= University of North Texas Center for Human Identification =

The University of North Texas Center for Human Identification is a national resource for the identification of missing and unidentified persons at the University of North Texas Health Science Center. UNTCHI combines the services of a forensic DNA laboratory, a forensic anthropology laboratory, and the Forensic Services Unit (FSU). The center operates the National Missing and Unidentified Persons System (NamUs) and Project EDAN ("Everyone Deserves A Name") which helps identify human remains.

==History and activities==
The UNT Center for Human Identification (UNTCHI) was created in 2004 and consists of the Laboratory for Molecular Identification, the Laboratory of Forensic Anthropology, and the Forensic Services Unit. Founded in 1986, the Laboratory of Forensic Anthropology provides anthropological analysis of human remains for law enforcement and medicolegal agencies as well as other publicly supported entities, such as public defenders and district attorneys. UNTCHI analyzes DNA samples from both unidentified remains as well as reference samples submitted by family members of missing persons to law enforcement agencies nationwide. It also conducts all DNA analysis for the National Center for Missing and Exploited Children.
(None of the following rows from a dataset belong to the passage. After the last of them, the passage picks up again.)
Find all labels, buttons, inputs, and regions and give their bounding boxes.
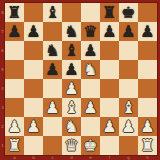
square-c3[interactable]: ♟ — [43, 98, 62, 117]
white-pawn-piece[interactable]: ♟ — [43, 98, 62, 117]
white-bishop-piece[interactable]: ♝ — [62, 98, 81, 117]
square-a2[interactable]: ♟ — [5, 117, 24, 136]
white-pawn-piece[interactable]: ♟ — [138, 117, 157, 136]
square-a8[interactable]: ♜ — [5, 3, 24, 22]
black-bishop-piece[interactable]: ♝ — [62, 41, 81, 60]
white-pawn-piece[interactable]: ♟ — [62, 79, 81, 98]
black-knight-piece[interactable]: ♞ — [62, 22, 81, 41]
white-knight-piece[interactable]: ♞ — [81, 60, 100, 79]
chess-board-frame: ♜♝♜♚♟♟♞♛♟♟♟♞♝♟♟♟♞♟♟♝♟♝♟♟♞♟♟♟♜♛♚♜ 8765432… — [0, 0, 160, 160]
square-e7[interactable]: ♛ — [81, 22, 100, 41]
black-pawn-piece[interactable]: ♟ — [138, 22, 157, 41]
square-d3[interactable]: ♝ — [62, 98, 81, 117]
square-e4[interactable] — [81, 79, 100, 98]
square-b8[interactable] — [24, 3, 43, 22]
rank-label-8: 8 — [1, 11, 4, 15]
square-d4[interactable]: ♟ — [62, 79, 81, 98]
square-c6[interactable]: ♞ — [43, 41, 62, 60]
square-c8[interactable]: ♝ — [43, 3, 62, 22]
black-pawn-piece[interactable]: ♟ — [119, 22, 138, 41]
black-knight-piece[interactable]: ♞ — [43, 41, 62, 60]
black-pawn-piece[interactable]: ♟ — [43, 60, 62, 79]
square-h3[interactable] — [138, 98, 157, 117]
square-b6[interactable] — [24, 41, 43, 60]
white-rook-piece[interactable]: ♜ — [138, 136, 157, 155]
square-a7[interactable]: ♟ — [5, 22, 24, 41]
rank-label-3: 3 — [1, 106, 4, 110]
black-pawn-piece[interactable]: ♟ — [62, 60, 81, 79]
square-c2[interactable] — [43, 117, 62, 136]
square-c5[interactable]: ♟ — [43, 60, 62, 79]
rank-label-4: 4 — [1, 87, 4, 91]
square-e5[interactable]: ♞ — [81, 60, 100, 79]
black-pawn-piece[interactable]: ♟ — [24, 22, 43, 41]
white-pawn-piece[interactable]: ♟ — [119, 117, 138, 136]
square-d7[interactable]: ♞ — [62, 22, 81, 41]
black-pawn-piece[interactable]: ♟ — [81, 41, 100, 60]
square-h5[interactable] — [138, 60, 157, 79]
black-pawn-piece[interactable]: ♟ — [5, 22, 24, 41]
square-g6[interactable] — [119, 41, 138, 60]
file-label-a: a — [5, 155, 24, 160]
white-pawn-piece[interactable]: ♟ — [24, 117, 43, 136]
file-label-e: e — [81, 155, 100, 160]
file-label-b: b — [24, 155, 43, 160]
rank-label-1: 1 — [1, 144, 4, 148]
square-b3[interactable] — [24, 98, 43, 117]
square-f3[interactable] — [100, 98, 119, 117]
square-a3[interactable] — [5, 98, 24, 117]
black-rook-piece[interactable]: ♜ — [100, 3, 119, 22]
square-f1[interactable] — [100, 136, 119, 155]
chess-board: ♜♝♜♚♟♟♞♛♟♟♟♞♝♟♟♟♞♟♟♝♟♝♟♟♞♟♟♟♜♛♚♜ — [5, 3, 157, 155]
square-c1[interactable] — [43, 136, 62, 155]
black-queen-piece[interactable]: ♛ — [81, 22, 100, 41]
square-d2[interactable]: ♞ — [62, 117, 81, 136]
rank-label-6: 6 — [1, 49, 4, 53]
file-label-g: g — [119, 155, 138, 160]
white-pawn-piece[interactable]: ♟ — [5, 117, 24, 136]
black-king-piece[interactable]: ♚ — [119, 3, 138, 22]
square-h1[interactable]: ♜ — [138, 136, 157, 155]
square-a4[interactable] — [5, 79, 24, 98]
square-d6[interactable]: ♝ — [62, 41, 81, 60]
file-label-h: h — [138, 155, 157, 160]
square-a6[interactable] — [5, 41, 24, 60]
square-a5[interactable] — [5, 60, 24, 79]
square-g8[interactable]: ♚ — [119, 3, 138, 22]
white-pawn-piece[interactable]: ♟ — [100, 117, 119, 136]
square-f6[interactable] — [100, 41, 119, 60]
rank-label-2: 2 — [1, 125, 4, 129]
square-g3[interactable]: ♝ — [119, 98, 138, 117]
file-label-c: c — [43, 155, 62, 160]
square-b4[interactable] — [24, 79, 43, 98]
white-bishop-piece[interactable]: ♝ — [119, 98, 138, 117]
square-e8[interactable] — [81, 3, 100, 22]
square-d5[interactable]: ♟ — [62, 60, 81, 79]
square-h2[interactable]: ♟ — [138, 117, 157, 136]
square-b7[interactable]: ♟ — [24, 22, 43, 41]
square-g2[interactable]: ♟ — [119, 117, 138, 136]
square-h7[interactable]: ♟ — [138, 22, 157, 41]
rank-label-7: 7 — [1, 30, 4, 34]
rank-label-5: 5 — [1, 68, 4, 72]
square-f4[interactable] — [100, 79, 119, 98]
square-f2[interactable]: ♟ — [100, 117, 119, 136]
square-g4[interactable] — [119, 79, 138, 98]
square-e6[interactable]: ♟ — [81, 41, 100, 60]
square-c4[interactable] — [43, 79, 62, 98]
square-g7[interactable]: ♟ — [119, 22, 138, 41]
square-e1[interactable]: ♚ — [81, 136, 100, 155]
square-d1[interactable]: ♛ — [62, 136, 81, 155]
white-rook-piece[interactable]: ♜ — [5, 136, 24, 155]
white-queen-piece[interactable]: ♛ — [62, 136, 81, 155]
square-f5[interactable] — [100, 60, 119, 79]
black-pawn-piece[interactable]: ♟ — [100, 22, 119, 41]
square-g1[interactable] — [119, 136, 138, 155]
square-b2[interactable]: ♟ — [24, 117, 43, 136]
square-f8[interactable]: ♜ — [100, 3, 119, 22]
square-h4[interactable] — [138, 79, 157, 98]
white-pawn-piece[interactable]: ♟ — [81, 98, 100, 117]
square-f7[interactable]: ♟ — [100, 22, 119, 41]
square-b5[interactable] — [24, 60, 43, 79]
square-b1[interactable] — [24, 136, 43, 155]
file-label-f: f — [100, 155, 119, 160]
square-e2[interactable] — [81, 117, 100, 136]
black-bishop-piece[interactable]: ♝ — [43, 3, 62, 22]
square-g5[interactable] — [119, 60, 138, 79]
white-knight-piece[interactable]: ♞ — [62, 117, 81, 136]
square-a1[interactable]: ♜ — [5, 136, 24, 155]
white-king-piece[interactable]: ♚ — [81, 136, 100, 155]
square-d8[interactable] — [62, 3, 81, 22]
square-h6[interactable] — [138, 41, 157, 60]
square-e3[interactable]: ♟ — [81, 98, 100, 117]
file-label-d: d — [62, 155, 81, 160]
black-rook-piece[interactable]: ♜ — [5, 3, 24, 22]
square-h8[interactable] — [138, 3, 157, 22]
square-c7[interactable] — [43, 22, 62, 41]
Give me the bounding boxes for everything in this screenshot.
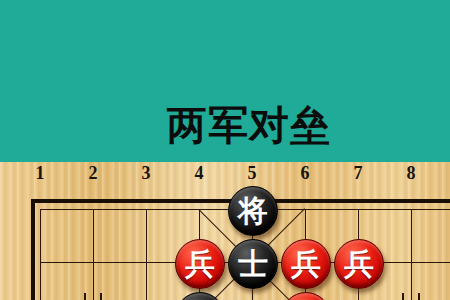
column-label-2: 2 <box>82 163 104 184</box>
point-marker <box>418 293 420 300</box>
point-marker <box>84 293 86 300</box>
column-label-7: 7 <box>347 163 369 184</box>
column-label-6: 6 <box>294 163 316 184</box>
xiangqi-board[interactable]: 1 2 3 4 5 6 7 8 <box>0 162 450 300</box>
piece-red-soldier[interactable]: 兵 <box>175 239 225 289</box>
board-cell <box>411 262 450 300</box>
column-label-4: 4 <box>188 163 210 184</box>
piece-glyph: 兵 <box>185 249 215 279</box>
board-cell <box>93 209 146 262</box>
title-banner: 两军对垒 <box>0 0 450 162</box>
column-label-1: 1 <box>29 163 51 184</box>
board-cell <box>411 209 450 262</box>
point-marker <box>402 293 404 300</box>
board-cell <box>40 209 93 262</box>
piece-glyph: 士 <box>238 249 268 279</box>
piece-black-advisor[interactable]: 士 <box>228 239 278 289</box>
piece-glyph: 兵 <box>344 249 374 279</box>
piece-glyph: 兵 <box>291 249 321 279</box>
piece-black-general[interactable]: 将 <box>228 186 278 236</box>
column-label-8: 8 <box>400 163 422 184</box>
puzzle-title: 两军对垒 <box>167 103 331 147</box>
xiangqi-puzzle-screen: 两军对垒 1 2 3 4 5 6 7 8 <box>0 0 450 300</box>
piece-red-soldier[interactable]: 兵 <box>281 239 331 289</box>
piece-red-soldier[interactable]: 兵 <box>334 239 384 289</box>
column-label-5: 5 <box>241 163 263 184</box>
piece-glyph: 将 <box>238 196 268 226</box>
column-label-3: 3 <box>135 163 157 184</box>
point-marker <box>100 293 102 300</box>
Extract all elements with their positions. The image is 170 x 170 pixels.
The center is one of less than a dozen laboratories in the United States capable of mitochondrial DNA evaluation and is the largest single contributor to the Combined DNA Index System (CODIS), a database for unidentified missing person cases. The Center is the only academic center in the U.S. with access to the FBI’s next-generation CODIS 6.0 DNA Software. In 2011, UNTCHI began managing and developing the National Missing and Unidentified Persons System (NamUs) for the U.S. Department of Justice.

In addition to providing investigators with important information regarding cases, the anthropological data are used to refine molecular analyses within the CODIS system. This collaboration has created a unique resource for the identification of missing persons and unidentified remains, and is available to law enforcement agencies and medicolegal entities charged with the investigation of death across the nation. Additional support is also available to agencies through the Center's Forensic Services Unit. The center also provides training to scientists worldwide on identifying human remains, from Malaysia, Thailand, India, the Middle East, South Africa, Mexico, and Libya. The center operates with funding from the National Institute of Justice.